One of the most notable New Year's Eve celebrations takes place in Piazza Maggiore, the central square of Bologna. Here, the ancient tradition of the Old Man's Bonfire is brought to life in a theatrical form: a puppet symbolizing the past year is burned on a bonfire, allowing people to superstitiously cast away the negativity of the old year and welcome the new one with hope. The "Old Man" is a gigantic illuminated sculpture that is set up in the center of the square in the final days of December and remains there until the midnight countdown. The festivities in the square continue even after the bonfire, spilling over into the nearby streets with music and performances by street artists. Combine the event with a New Year's Eve Dinner at Ristorante Da Nello close to Piazza Maggiore.

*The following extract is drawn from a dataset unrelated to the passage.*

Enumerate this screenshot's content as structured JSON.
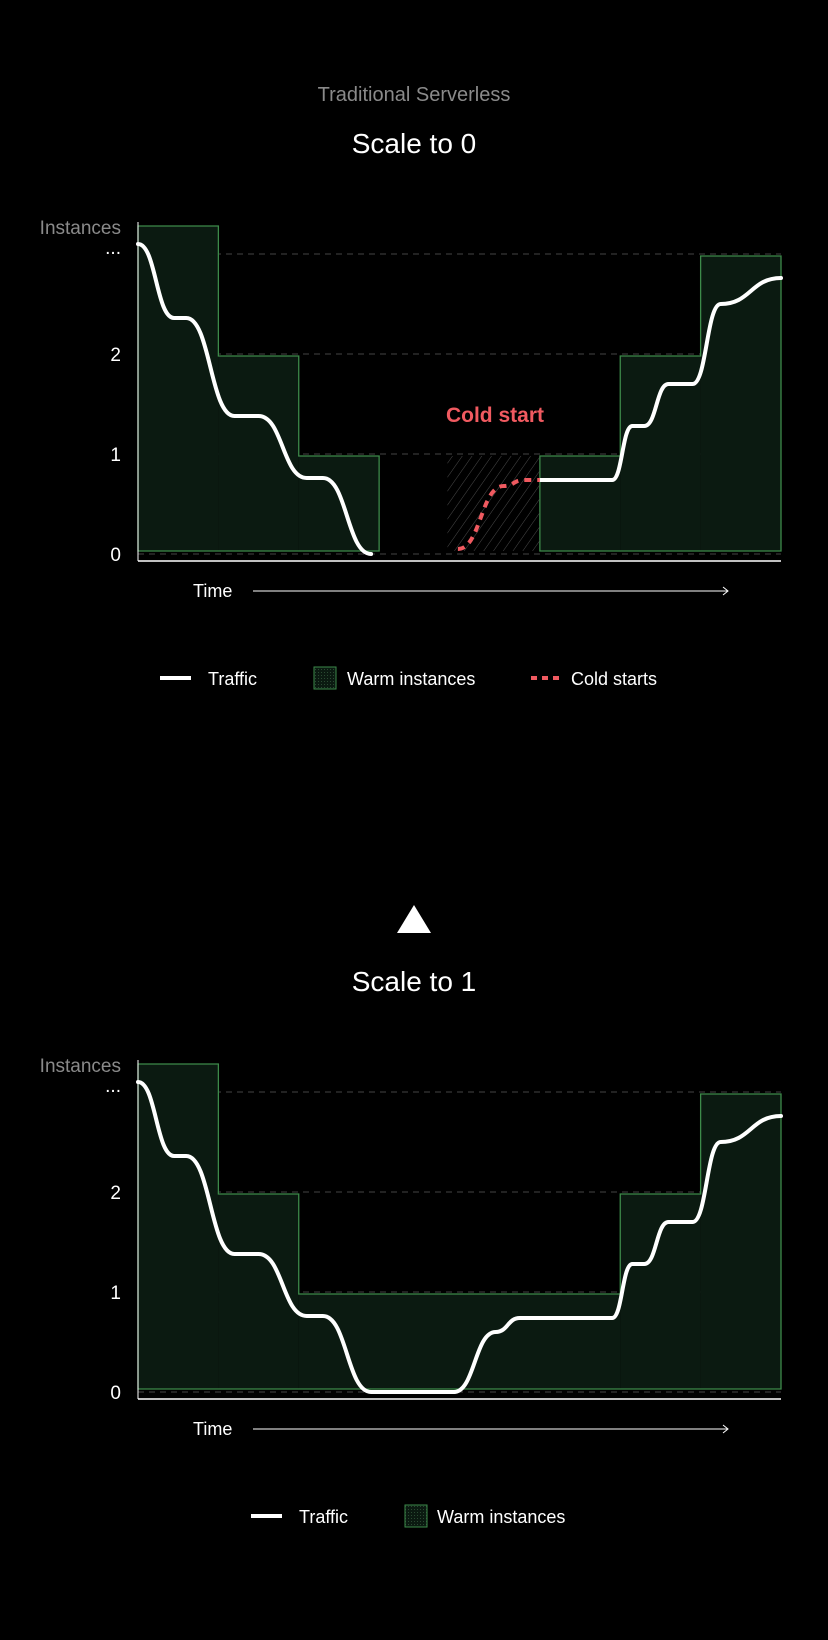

Da Nello is located in the heart of Bologna, a stone's throw from Piazza Maggiore. It has a rather peculiar charm, as it was created from the interiors of ancient barrel-vaulted cellars, where the wines were kept.
It is a medium-sized, family-run restaurant, managed with great professionalism and competence that has lasted for 50 years. Tradition is the key word of typical Emilian cuisine, even if it is always full of a lot of creativity. Some dishes suitable for your New Year's Eve dinner are: the mixed starter with fresh raw fish, Carloforte-style trofie with tuna, tomatoes and pesto (a local delicacy), breaded artichokes. The famous Bologna Potato D.O.P. is used to create a very special dish:
Petroniana di Patate di Bologna D.O.P.
Petroniana di Patate di Bologna D.O.P.
Ingredients:
Bologna Potatoes D.O.P. 1 kg approximately; Parma ham aged 24 months cut into thin slices 300 g; White or black truffle according to season, thinly cut 59 g; Parmigiano Reggiano flakes 200 g; Grated Parmigiano Reggiano 100 g; Milk cream 540 ml; Butter 50 g; Salt; Pepper
Preparation for 1 portion:
Boil the Potatoes of Bologna D.O.P. in lightly salted water and cut them into slices about 4-5 mm thick. Butter a small porcelain baking pan approximately 22 cm in diameter and 3 cm high, arrange a layer of potato slices on the bottom, add a pinch of salt and a sprinkling of pepper. Cover the potatoes with a layer of thinly cut truffle, one of Parma ham, one of flakes of Parmesan and finally a sprinkling of grated Parmesan. Make another layer of sliced potatoes, add a pinch of salt and pepper, cover with flaked Parmesan and a sprinkling of grated Parmesan. Pour approximately 90 ml of milk cream over everything and grill in a hot oven at 200°C for 8/10 minutes. Coming out of the oven, finish with a final grating of truffle and serve piping hot.